The string in the Figure is L = 113.0 cm long and the distance d to the fixed peg P is 91.5 cm. When the ball is released from rest in the position shown, it will swing along the dashed arc. How fast will it be going when it reaches the lowest point in its swing?

B-How fast will it be going when it reaches the highest point in its swing?

Homework Equations

Conservation on Energy: TE=PE+KE
KE=1/2 mv^2
PE=mgh or mg(L)---L=length of string

The Attempt at a Solution

I got 4.71 m/s for v for the first part. I got this by using conservation of energy, not moving initally and at the bottom (my reference point) no PE.

I'm stuck on the second part. I found my TE by using the starting point, mgh=PE which is 9.8 m/s^2 * 1.13m * m(mass). This should equal my PEtop + KEtop at the top, so
PEtop = mgh=mg(1.13m-.915m) and KEtop should equal 1/m2v^2. Puting it all together I have the following: TE=PE+KE 9.8m/s^2 * 1.13 m * mass = mass * 9.8 m/s^2 * (1.13-.915)m + 1/2 * mass * v^2. The masses cancle out, and I solve for v= SQRT(2*(9.8*1.13-9.8*1.13-91.5))= 4.23 m/s

But this isn't accepted by capa, what did I do wrong? Thanks in advance

Ryan

 

[SHISHKABOB]

I don't know if you meant to put up a picture, but I'm not really sure what's going on in this problem. And it looks like there's only one part?

 

[ryho1092]

My bad, thanks. I put the second part and attached a pic. Sorry

 

[ryho1092]

I see what I did wrong. I was using the PE at the top not from the pivot point. The EQ for the speed at the top of the pivot is still from TE=PE+KE TE=9.8*1.13*mass PE=9.8*.43*mass the .43 is from 1.14-.915 which gives the radius=.215 r*2=.43 This gives me 6.86 which equals KE=1/2mv^2. Then solve for v and done.

 

[Nickie]

As a scientist, it is important to carefully review your calculations and assumptions to identify any potential errors.
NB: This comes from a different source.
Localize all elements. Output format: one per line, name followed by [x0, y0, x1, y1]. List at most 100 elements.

In this case, it seems that you may have made a mistake in your calculation for the potential energy at the top of the swing. The correct equation for potential energy at a given height is PE = mgh, where h is the height above the reference point. In this case, the reference point is the bottom of the swing, so the height at the top of the swing would be (L-d), or 113 cm - 91.5 cm = 21.5 cm. This would give a potential energy of PE = mgh = (mass)(9.8 m/s^2)(0.215 m).
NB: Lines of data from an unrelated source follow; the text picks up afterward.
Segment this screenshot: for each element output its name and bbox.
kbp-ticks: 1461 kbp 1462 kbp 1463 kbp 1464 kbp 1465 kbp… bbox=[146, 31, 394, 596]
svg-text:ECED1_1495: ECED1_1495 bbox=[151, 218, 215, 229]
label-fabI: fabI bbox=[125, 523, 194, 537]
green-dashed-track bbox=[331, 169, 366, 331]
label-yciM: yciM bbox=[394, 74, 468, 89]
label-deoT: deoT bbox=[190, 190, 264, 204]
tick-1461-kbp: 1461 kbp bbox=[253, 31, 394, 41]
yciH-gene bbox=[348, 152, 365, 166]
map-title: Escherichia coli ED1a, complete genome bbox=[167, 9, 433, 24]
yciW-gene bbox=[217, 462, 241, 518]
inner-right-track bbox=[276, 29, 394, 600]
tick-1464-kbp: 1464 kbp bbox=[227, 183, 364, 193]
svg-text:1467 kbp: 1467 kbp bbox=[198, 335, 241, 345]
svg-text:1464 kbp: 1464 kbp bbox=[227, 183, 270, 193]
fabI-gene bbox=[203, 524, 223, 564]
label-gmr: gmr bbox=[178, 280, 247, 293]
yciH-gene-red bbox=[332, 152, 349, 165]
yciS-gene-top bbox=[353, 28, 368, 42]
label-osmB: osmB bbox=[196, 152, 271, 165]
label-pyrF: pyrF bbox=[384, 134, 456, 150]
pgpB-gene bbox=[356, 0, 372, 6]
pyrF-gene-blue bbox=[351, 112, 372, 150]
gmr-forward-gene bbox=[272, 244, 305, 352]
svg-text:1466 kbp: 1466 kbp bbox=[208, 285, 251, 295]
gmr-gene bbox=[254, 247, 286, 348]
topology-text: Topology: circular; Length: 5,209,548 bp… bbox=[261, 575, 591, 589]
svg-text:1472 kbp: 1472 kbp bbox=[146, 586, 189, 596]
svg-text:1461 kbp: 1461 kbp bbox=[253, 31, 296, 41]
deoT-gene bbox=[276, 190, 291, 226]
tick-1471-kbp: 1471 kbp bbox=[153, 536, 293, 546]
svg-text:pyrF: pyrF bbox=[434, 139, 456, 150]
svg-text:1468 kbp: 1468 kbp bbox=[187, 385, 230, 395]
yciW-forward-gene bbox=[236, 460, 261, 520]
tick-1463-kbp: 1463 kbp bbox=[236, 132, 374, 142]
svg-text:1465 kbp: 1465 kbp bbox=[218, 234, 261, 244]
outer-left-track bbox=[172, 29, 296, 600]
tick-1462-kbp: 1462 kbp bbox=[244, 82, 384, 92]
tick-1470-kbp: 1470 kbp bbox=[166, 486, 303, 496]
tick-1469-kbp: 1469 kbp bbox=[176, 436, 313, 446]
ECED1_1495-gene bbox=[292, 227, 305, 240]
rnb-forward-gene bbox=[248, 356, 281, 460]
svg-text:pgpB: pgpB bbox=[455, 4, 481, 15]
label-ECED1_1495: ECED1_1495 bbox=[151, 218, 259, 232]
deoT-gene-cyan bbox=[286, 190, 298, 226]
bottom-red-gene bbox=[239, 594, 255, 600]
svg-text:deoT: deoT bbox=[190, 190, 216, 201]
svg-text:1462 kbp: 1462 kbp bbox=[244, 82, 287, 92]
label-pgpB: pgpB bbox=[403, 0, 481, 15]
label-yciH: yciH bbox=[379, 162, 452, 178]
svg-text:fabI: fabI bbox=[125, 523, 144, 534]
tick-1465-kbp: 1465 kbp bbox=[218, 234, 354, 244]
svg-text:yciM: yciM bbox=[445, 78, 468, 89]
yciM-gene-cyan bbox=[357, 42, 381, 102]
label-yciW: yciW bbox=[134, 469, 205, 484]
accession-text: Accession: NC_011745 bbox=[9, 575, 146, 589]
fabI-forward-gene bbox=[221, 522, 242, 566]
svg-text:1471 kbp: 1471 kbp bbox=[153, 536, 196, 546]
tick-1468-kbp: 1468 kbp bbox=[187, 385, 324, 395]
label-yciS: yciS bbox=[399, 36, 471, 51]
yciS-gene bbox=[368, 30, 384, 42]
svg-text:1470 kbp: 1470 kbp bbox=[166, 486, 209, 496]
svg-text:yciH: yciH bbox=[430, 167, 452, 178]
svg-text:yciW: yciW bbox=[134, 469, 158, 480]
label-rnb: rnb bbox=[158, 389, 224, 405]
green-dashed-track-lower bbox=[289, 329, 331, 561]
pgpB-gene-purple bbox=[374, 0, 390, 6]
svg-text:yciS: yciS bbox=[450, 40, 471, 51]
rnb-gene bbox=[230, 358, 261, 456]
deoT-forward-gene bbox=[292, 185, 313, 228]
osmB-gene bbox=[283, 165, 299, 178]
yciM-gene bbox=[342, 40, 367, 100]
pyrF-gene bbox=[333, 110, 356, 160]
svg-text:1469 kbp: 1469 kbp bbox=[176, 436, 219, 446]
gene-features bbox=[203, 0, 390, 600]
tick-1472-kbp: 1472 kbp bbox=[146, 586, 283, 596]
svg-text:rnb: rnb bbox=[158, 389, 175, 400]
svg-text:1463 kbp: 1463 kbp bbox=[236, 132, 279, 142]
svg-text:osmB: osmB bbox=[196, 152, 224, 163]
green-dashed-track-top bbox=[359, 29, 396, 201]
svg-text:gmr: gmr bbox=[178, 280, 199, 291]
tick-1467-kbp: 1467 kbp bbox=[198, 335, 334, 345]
Additionally, it seems that you may have made a mistake in your calculation for the kinetic energy at the top of the swing. The correct formula for kinetic energy is KE = 1/2 mv^2, where m is the mass and v is the velocity. In this case, the mass and velocity at the top of the swing would be the same as at the bottom, so KE = 1/2 mv^2 = (mass)(1/2)(v^2).
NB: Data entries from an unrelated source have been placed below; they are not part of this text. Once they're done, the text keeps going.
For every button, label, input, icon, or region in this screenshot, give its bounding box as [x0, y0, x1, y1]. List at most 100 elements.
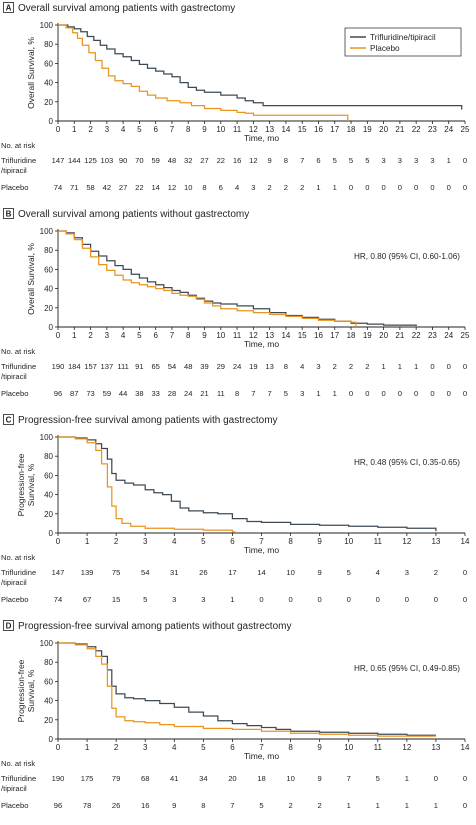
risk-value-placebo: 7	[268, 389, 272, 398]
panel-title: Progression-free survival among patients…	[18, 415, 278, 426]
risk-row-label-placebo: Placebo	[1, 183, 28, 192]
risk-value-treatment: 137	[101, 362, 114, 371]
risk-value-treatment: 39	[200, 362, 208, 371]
x-axis-label: Time, mo	[244, 339, 279, 349]
risk-value-placebo: 0	[463, 389, 467, 398]
risk-value-placebo: 8	[235, 389, 239, 398]
risk-value-placebo: 11	[217, 389, 225, 398]
x-tick-label: 14	[461, 743, 470, 752]
risk-value-placebo: 0	[381, 389, 385, 398]
x-tick-label: 21	[395, 125, 404, 134]
panel-d: D Progression-free survival among patient…	[1, 620, 470, 810]
y-tick-label: 100	[40, 227, 54, 236]
panel-c: C Progression-free survival among patient…	[1, 414, 470, 604]
x-tick-label: 11	[233, 331, 242, 340]
risk-value-treatment: 48	[184, 362, 192, 371]
y-tick-label: 60	[44, 265, 53, 274]
risk-value-treatment: 5	[376, 774, 380, 783]
risk-value-placebo: 4	[235, 183, 239, 192]
risk-row-label-placebo: Placebo	[1, 389, 28, 398]
risk-value-treatment: 0	[434, 774, 438, 783]
x-tick-label: 3	[105, 125, 110, 134]
risk-value-placebo: 12	[168, 183, 176, 192]
risk-value-treatment: 8	[284, 362, 288, 371]
risk-value-placebo: 0	[376, 595, 380, 604]
placebo-curve	[58, 436, 236, 533]
risk-value-treatment: 0	[463, 156, 467, 165]
x-tick-label: 12	[402, 537, 411, 546]
risk-value-treatment: 68	[141, 774, 149, 783]
risk-table: No. at risk Trifluridine/tipiracil Placebo…	[1, 141, 467, 192]
risk-value-placebo: 0	[463, 183, 467, 192]
x-tick-label: 4	[121, 125, 126, 134]
risk-value-treatment: 5	[349, 156, 353, 165]
y-tick-label: 40	[44, 697, 53, 706]
y-tick-label: 80	[44, 452, 53, 461]
y-tick-label: 100	[40, 433, 54, 442]
risk-value-treatment: 103	[101, 156, 114, 165]
risk-value-treatment: 1	[398, 362, 402, 371]
risk-value-placebo: 0	[463, 595, 467, 604]
panel-letter-box	[3, 414, 14, 425]
x-tick-label: 7	[170, 331, 175, 340]
risk-value-treatment: 54	[141, 568, 149, 577]
risk-value-placebo: 5	[284, 389, 288, 398]
x-tick-label: 12	[402, 743, 411, 752]
risk-value-placebo: 0	[347, 595, 351, 604]
y-axis-label: Overall Survival, %	[26, 243, 36, 315]
risk-value-treatment: 18	[257, 774, 265, 783]
risk-value-placebo: 0	[398, 183, 402, 192]
risk-value-placebo: 1	[333, 183, 337, 192]
x-tick-label: 8	[288, 537, 293, 546]
hr-annotation: HR, 0.65 (95% CI, 0.49-0.85)	[354, 664, 460, 673]
x-tick-label: 3	[105, 331, 110, 340]
x-tick-label: 17	[330, 125, 339, 134]
panel-letter: D	[6, 622, 12, 631]
risk-value-placebo: 0	[365, 389, 369, 398]
x-tick-label: 8	[186, 331, 191, 340]
legend-label-treatment: Trifluridine/tipiracil	[370, 33, 436, 42]
risk-value-treatment: 54	[168, 362, 176, 371]
risk-value-placebo: 33	[151, 389, 159, 398]
risk-value-placebo: 44	[119, 389, 127, 398]
risk-value-placebo: 3	[201, 595, 205, 604]
placebo-curve	[58, 24, 349, 121]
x-axis-label: Time, mo	[244, 545, 279, 555]
y-axis-label: Overall Survival, %	[26, 37, 36, 109]
x-tick-label: 15	[298, 331, 307, 340]
x-tick-label: 23	[428, 331, 437, 340]
x-tick-label: 1	[72, 331, 77, 340]
risk-value-treatment: 5	[365, 156, 369, 165]
risk-value-treatment: 32	[184, 156, 192, 165]
risk-value-treatment: 13	[265, 362, 273, 371]
x-tick-label: 5	[137, 331, 142, 340]
risk-value-treatment: 139	[81, 568, 94, 577]
x-tick-label: 19	[363, 125, 372, 134]
x-tick-label: 12	[249, 125, 258, 134]
x-tick-label: 19	[363, 331, 372, 340]
y-tick-label: 80	[44, 246, 53, 255]
risk-row-label-treatment-2: /tipiracil	[1, 784, 27, 793]
risk-value-treatment: 144	[68, 156, 81, 165]
risk-value-placebo: 28	[168, 389, 176, 398]
risk-value-treatment: 79	[112, 774, 120, 783]
risk-value-treatment: 19	[249, 362, 257, 371]
risk-value-treatment: 9	[318, 568, 322, 577]
legend: Trifluridine/tipiracil Placebo	[344, 27, 462, 57]
x-tick-label: 1	[85, 743, 90, 752]
risk-value-treatment: 1	[447, 156, 451, 165]
risk-value-placebo: 96	[54, 389, 62, 398]
risk-value-treatment: 9	[268, 156, 272, 165]
risk-value-treatment: 8	[284, 156, 288, 165]
risk-value-treatment: 2	[349, 362, 353, 371]
risk-value-treatment: 9	[318, 774, 322, 783]
risk-row-label-treatment: Trifluridine	[1, 362, 36, 371]
risk-value-placebo: 5	[259, 801, 263, 810]
panel-letter: B	[6, 210, 12, 219]
y-tick-label: 20	[44, 510, 53, 519]
risk-value-treatment: 5	[333, 156, 337, 165]
risk-row-label-treatment: Trifluridine	[1, 156, 36, 165]
x-tick-label: 16	[314, 125, 323, 134]
risk-value-placebo: 0	[463, 801, 467, 810]
panel-letter-box	[3, 620, 14, 631]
Combining these corrections, the correct equation would be TE = PE + KE = mgh + 1/2 mv^2. Solving for v, we get v = √(2gh) = √(2(9.8 m/s^2)(0.215 m)) = 1.96 m/s.

It is important to carefully double check your calculations and equations to ensure accuracy. If you are still having trouble, it may be helpful to ask a classmate or instructor for assistance. Keep up the good work!